Six in 10 companies report facing fraud 

PwC says that the increase in usage of digital payments has seen a rise in cyber-attacks in the last two years. Photo / File 

What you need to know:

  • Cyber-crime, which is 22 percent, was reported as the largest  crime incident, followed by money laundering at 8 percent and insider trading at 6 percent

The 2022 Economic Crime and Fraud report has revealed that at least six out of 10 organisations and businesses in Uganda have fallen prey to economic crime and fraud over the last two years. 

The findings, which are part of the PwC Global Economic Crime and Fraud Survey 2022 for eastern Africa, also note that the increase in economic crime is not unique to Uganda but is well spread across East Africa.  

Presenting the report in Kampala last week, Mr Muniu Thoithi, the PwC advisory and forensics leader for eastern Africa, said businesses had reported a disturbing rise in economic crime, which calls for urgent interventions before the situation gets of out hand.

“A concerning 63 percent of eastern Africa respondents had experienced fraud within their organisation,” the report indicates, noting that the findings are way above the 46 percent global rate, which unlike eastern Africa, has been reducing.  

Mr Thoithi noted that organisations in eastern Africa, including Uganda, had reported higher incidences of customer fraud, asset misappropriation, procurement fraud, bribery and supply chain fraud.

However, the region, particularly in Uganda, reported less incidences for human resource fraud, tax fraud, government relief fraud and environmental social and governance reporting fraud compared to the global status. 

The report indicates that cyber-crime at 22 percent, was reported as the biggest crime incident, followed by money laundering at 8 percent and insider trading at 6 percent. 

“It is not surprising that we are seeing an increase in cyber-crime disruption and customer fraud,” Mr Thoithi said, noting that the increase could be due to increased usage of digital and online financial services. 

The survey had more respondents from the financial industry (47 percent) compared to 18 percent for industry and manufacturing.  

Financial institutions have been a key target for cyber-crime, the report noted, further indicating that incidences of cyber-crime were reported as the most disruptive because they mostly go beyond targeting particular sections of the business to disrupting the entire operations of the organisation. 

Mr Thoithi also noted that current trend suggest that cyber criminals are becoming more sophisticated, committing fewer but more money-spinning attacks. 

Mr Wilbrod Owor, the Uganda Bankers Association executive director, said there was need to make cyber-crime a risky business, noting that criminals have taken advantage of the shift to the digital economy to steal from Ugandans, which threatens the attainment of a cashless economy. 
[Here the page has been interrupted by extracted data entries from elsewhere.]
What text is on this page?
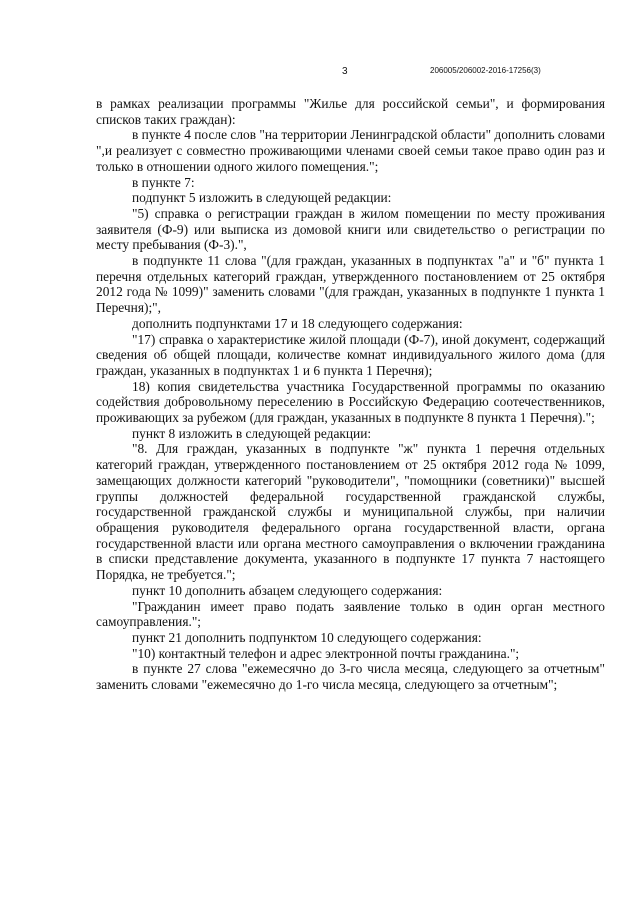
3	206005/206002-2016-17256(3)

в рамках реализации программы "Жилье для российской семьи", и формирования списков таких граждан):

в пункте 4 после слов "на территории Ленинградской области" дополнить словами ",и реализует с совместно проживающими членами своей семьи такое право один раз и только в отношении одного жилого помещения.";

в пункте 7:

подпункт 5 изложить в следующей редакции:

"5) справка о регистрации граждан в жилом помещении по месту проживания заявителя (Ф-9) или выписка из домовой книги или свидетельство о регистрации по месту пребывания (Ф-3).",

в подпункте 11 слова "(для граждан, указанных в подпунктах "а" и "б" пункта 1 перечня отдельных категорий граждан, утвержденного постановлением от 25 октября 2012 года № 1099)" заменить словами "(для граждан, указанных в подпункте 1 пункта 1 Перечня);",

дополнить подпунктами 17 и 18 следующего содержания:

"17) справка о характеристике жилой площади (Ф-7), иной документ, содержащий сведения об общей площади, количестве комнат индивидуального жилого дома (для граждан, указанных в подпунктах 1 и 6 пункта 1 Перечня);

18) копия свидетельства участника Государственной программы по оказанию содействия добровольному переселению в Российскую Федерацию соотечественников, проживающих за рубежом (для граждан, указанных в подпункте 8 пункта 1 Перечня).";

пункт 8 изложить в следующей редакции:

"8. Для граждан, указанных в подпункте "ж" пункта 1 перечня отдельных категорий граждан, утвержденного постановлением от 25 октября 2012 года № 1099, замещающих должности категорий "руководители", "помощники (советники)" высшей группы должностей федеральной государственной гражданской службы, государственной гражданской службы и муниципальной службы, при наличии обращения руководителя федерального органа государственной власти, органа государственной власти или органа местного самоуправления о включении гражданина в списки представление документа, указанного в подпункте 17 пункта 7 настоящего Порядка, не требуется.";

пункт 10 дополнить абзацем следующего содержания:

"Гражданин имеет право подать заявление только в один орган местного самоуправления.";

пункт 21 дополнить подпунктом 10 следующего содержания:

"10) контактный телефон и адрес электронной почты гражданина.";

в пункте 27 слова "ежемесячно до 3-го числа месяца, следующего за отчетным" заменить словами "ежемесячно до 1-го числа месяца, следующего за отчетным";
A recent report by KPMG indicated that East Africa has one of the highest rates of cyber-attacks, attributed to a rise in cashless payments and remote working.  
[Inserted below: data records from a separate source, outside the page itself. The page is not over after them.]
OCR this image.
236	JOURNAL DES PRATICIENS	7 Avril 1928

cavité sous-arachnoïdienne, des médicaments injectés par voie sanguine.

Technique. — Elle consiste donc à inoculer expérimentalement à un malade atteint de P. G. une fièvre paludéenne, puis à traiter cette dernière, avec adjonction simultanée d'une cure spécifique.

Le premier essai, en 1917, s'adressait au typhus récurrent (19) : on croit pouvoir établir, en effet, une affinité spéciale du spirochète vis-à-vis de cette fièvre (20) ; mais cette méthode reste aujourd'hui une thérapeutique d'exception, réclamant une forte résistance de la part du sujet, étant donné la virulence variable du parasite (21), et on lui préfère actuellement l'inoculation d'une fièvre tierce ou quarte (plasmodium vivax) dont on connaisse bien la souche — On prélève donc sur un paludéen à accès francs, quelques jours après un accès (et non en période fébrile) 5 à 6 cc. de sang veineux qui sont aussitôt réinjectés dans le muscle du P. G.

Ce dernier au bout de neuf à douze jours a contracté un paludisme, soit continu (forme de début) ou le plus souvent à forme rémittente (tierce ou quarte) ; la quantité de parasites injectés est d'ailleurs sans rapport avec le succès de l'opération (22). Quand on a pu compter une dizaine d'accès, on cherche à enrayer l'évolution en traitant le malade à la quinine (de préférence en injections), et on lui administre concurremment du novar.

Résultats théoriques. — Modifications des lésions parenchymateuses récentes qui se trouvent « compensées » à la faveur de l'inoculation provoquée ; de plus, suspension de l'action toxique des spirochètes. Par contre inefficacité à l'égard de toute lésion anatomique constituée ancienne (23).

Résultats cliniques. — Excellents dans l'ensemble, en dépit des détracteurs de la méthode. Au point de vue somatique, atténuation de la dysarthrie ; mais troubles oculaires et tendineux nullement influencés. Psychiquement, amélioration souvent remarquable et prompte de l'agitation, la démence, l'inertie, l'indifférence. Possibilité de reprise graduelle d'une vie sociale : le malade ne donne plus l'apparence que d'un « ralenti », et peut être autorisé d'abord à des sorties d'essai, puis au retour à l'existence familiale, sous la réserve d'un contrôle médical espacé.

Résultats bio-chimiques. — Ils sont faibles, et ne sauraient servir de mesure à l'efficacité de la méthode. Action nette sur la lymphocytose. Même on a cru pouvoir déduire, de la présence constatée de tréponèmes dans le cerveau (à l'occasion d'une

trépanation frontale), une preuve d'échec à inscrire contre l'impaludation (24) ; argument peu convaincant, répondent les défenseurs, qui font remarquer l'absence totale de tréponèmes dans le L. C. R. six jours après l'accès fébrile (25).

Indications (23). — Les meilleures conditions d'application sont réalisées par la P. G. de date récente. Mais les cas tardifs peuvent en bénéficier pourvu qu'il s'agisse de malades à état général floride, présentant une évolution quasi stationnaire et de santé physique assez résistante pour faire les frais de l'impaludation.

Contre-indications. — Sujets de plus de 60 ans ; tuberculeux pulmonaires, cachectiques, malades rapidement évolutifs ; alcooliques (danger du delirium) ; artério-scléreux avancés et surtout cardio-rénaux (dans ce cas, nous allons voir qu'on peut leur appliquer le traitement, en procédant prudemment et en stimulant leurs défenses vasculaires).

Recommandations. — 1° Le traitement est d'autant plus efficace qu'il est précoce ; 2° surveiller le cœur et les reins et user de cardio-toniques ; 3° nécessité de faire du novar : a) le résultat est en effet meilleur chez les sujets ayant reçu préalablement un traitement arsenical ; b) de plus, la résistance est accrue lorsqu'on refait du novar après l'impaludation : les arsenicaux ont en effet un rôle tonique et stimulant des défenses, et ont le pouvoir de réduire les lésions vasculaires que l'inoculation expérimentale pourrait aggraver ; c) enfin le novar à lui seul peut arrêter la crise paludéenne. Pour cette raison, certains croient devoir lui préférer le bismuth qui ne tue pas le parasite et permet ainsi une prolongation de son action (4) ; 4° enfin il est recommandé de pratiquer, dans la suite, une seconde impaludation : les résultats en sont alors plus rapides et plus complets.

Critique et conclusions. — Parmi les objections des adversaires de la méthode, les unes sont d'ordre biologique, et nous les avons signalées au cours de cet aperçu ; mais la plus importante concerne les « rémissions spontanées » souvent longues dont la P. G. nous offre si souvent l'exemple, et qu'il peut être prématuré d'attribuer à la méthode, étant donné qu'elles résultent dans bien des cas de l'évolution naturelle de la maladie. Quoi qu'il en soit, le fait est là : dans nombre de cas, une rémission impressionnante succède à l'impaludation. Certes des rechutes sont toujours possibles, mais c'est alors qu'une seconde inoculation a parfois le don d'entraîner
Mr Lawrence Semakula, the Accountant General, said collusion remains the biggest mode through which government officials perpetuate economic crime and fraud, noting that even increased pay has not been good enough in avert theft in government. 

Ms Julianne Mweheire, the Uganda Communications Commission director of industry affairs and content development, said the PwC report corroborates their findings, noting that a new regulation passed under the Security Docket will ferociously deal with economic crime.